According to McGroddy Goetz, the current project with Broad represents the next challenge for Watson. Following its performance on Jeopardy, Watson quickly moved into cancer projects with Memorial Sloane Kettering Cancer Center, MD Anderson, and Mayo Clinic, which aimed to train Watson to work with medical doctors and oncologists and help them make recommendations based on current guidelines and identify clinical trials for patients.
These partnerships resulted in the versions of Watson — Watson for Oncology and Watson for Genomics — which are now available to the market. Recently, IBM and Quest Diagnostics launched IBM Watson Genomics from Quest Diagnostics, a service that will be available to oncologists nationwide and that focuses on cancer diagnostics and providing options for evidence-based methods of treating cancer. Broad and Memorial Sloan Kettering Cancer Center are named as partners in that collaboration.

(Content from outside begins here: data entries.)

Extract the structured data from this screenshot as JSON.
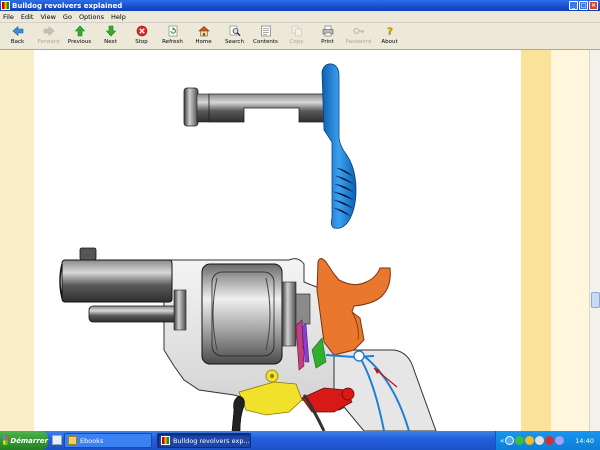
{
  "window": {
    "title": "Bulldog revolvers explained"
  },
  "menu": {
    "items": [
      "File",
      "Edit",
      "View",
      "Go",
      "Options",
      "Help"
    ]
  },
  "toolbar": {
    "buttons": [
      {
        "label": "Back",
        "icon": "back-arrow-icon",
        "enabled": true
      },
      {
        "label": "Forward",
        "icon": "forward-arrow-icon",
        "enabled": false
      },
      {
        "label": "Previous",
        "icon": "up-arrow-icon",
        "enabled": true
      },
      {
        "label": "Next",
        "icon": "down-arrow-icon",
        "enabled": true
      },
      {
        "label": "Stop",
        "icon": "stop-icon",
        "enabled": true
      },
      {
        "label": "Refresh",
        "icon": "refresh-icon",
        "enabled": true
      },
      {
        "label": "Home",
        "icon": "home-icon",
        "enabled": true
      },
      {
        "label": "Search",
        "icon": "search-icon",
        "enabled": true
      },
      {
        "label": "Contents",
        "icon": "contents-icon",
        "enabled": true
      },
      {
        "label": "Copy",
        "icon": "copy-icon",
        "enabled": false
      },
      {
        "label": "Print",
        "icon": "print-icon",
        "enabled": true
      },
      {
        "label": "Password",
        "icon": "key-icon",
        "enabled": false
      },
      {
        "label": "About",
        "icon": "about-icon",
        "enabled": true
      }
    ]
  },
  "colors": {
    "trigger_blue": "#1f7fd6",
    "hammer_orange": "#e9772e",
    "yellow_part": "#f1e12a",
    "red_part": "#d91818",
    "steel_dark": "#3a3a3a",
    "steel_light": "#bfbfbf"
  },
  "taskbar": {
    "start_label": "Démarrer",
    "tasks": [
      {
        "label": "Ebooks",
        "active": false
      },
      {
        "label": "Bulldog revolvers exp...",
        "active": true
      }
    ],
    "clock": "14:40"
  }
}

Over the summer, IBM and Hangzhou CognitiveCare announced that 21 hospitals across China plan to adopt Watson for Oncology in order to help their clinicians personalize cancer treatments for their patients. Also, IBM announced a two-year partnership with the US Department of Veterans Affairs to help the agency accelerate its efforts to provide personalized medical care to veterans with cancer.

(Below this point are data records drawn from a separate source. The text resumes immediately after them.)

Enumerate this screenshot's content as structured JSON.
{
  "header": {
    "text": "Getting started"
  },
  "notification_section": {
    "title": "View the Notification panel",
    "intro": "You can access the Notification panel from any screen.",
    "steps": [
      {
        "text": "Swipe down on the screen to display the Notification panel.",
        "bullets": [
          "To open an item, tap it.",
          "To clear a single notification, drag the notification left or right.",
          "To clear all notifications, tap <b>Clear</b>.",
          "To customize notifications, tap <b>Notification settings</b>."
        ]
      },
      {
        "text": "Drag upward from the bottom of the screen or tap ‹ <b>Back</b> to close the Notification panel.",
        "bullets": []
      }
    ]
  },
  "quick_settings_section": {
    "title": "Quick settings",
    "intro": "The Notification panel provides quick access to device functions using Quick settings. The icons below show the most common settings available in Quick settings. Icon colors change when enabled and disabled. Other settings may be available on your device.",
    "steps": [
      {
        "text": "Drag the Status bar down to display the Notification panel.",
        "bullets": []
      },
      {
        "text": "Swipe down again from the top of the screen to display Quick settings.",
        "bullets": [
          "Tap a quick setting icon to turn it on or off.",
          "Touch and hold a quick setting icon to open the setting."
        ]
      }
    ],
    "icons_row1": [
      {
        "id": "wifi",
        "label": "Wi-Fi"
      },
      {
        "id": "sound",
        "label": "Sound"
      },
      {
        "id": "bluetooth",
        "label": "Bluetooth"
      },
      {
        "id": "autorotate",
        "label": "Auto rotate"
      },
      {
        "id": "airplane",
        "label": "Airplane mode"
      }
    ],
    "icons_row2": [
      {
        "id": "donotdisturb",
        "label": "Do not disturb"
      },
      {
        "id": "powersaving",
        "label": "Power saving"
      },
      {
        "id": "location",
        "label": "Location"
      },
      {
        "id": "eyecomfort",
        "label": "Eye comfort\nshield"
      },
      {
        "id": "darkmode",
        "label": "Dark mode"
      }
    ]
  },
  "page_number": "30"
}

In March, IBM and the New York Genome Center extended an existing partnership focused on generating and analyzing genomic and clinical data from glioblastoma patients to focus on cancer in general. That effort seeks to analyze sequence data from 200 cancer patients and compare how different types of sequencing approaches help inform and improve cancer care. The partners are using Watson to analyze variant, gene expression, and other data to identify likely driver alterations for the 200 cancer patients as well as to locate actionable and potentially actionable targets for approved, investigational, and off-label drugs.
Now that Watson can use genomic information to tackle treatment recommendations and link patients to clinical trials, "you start thinking, 'What's the next frontier?'" McGroddy Goetz said, and one of the areas that's been getting a lot of attention is drug resistance in cancer patients. The Broad was a "natural" partner for IBM for this project, she said, partly because of its proximity to IBM's Boston offices but in large part because of its expertise in sequencing and because of the software tools it has developed for processing raw sequence data. "We'll see as we go and learn, but it wouldn't surprise me if we leveraged a combination of technologies [for the study] and maybe [even] come up with some new things," she said.
Also, making deidentified data publicly available both benefits the community and improves Watson, she added. "If people around the world are able to leverage this dataset and ... drive new science, the way that will play out is, new scientific articles will be published," she explained. "We can then take those new scientific articles and feed them back into Watson, which makes it smarter and more scalable and [able to] provide additional value to all those doctors that are trying to treat their patients."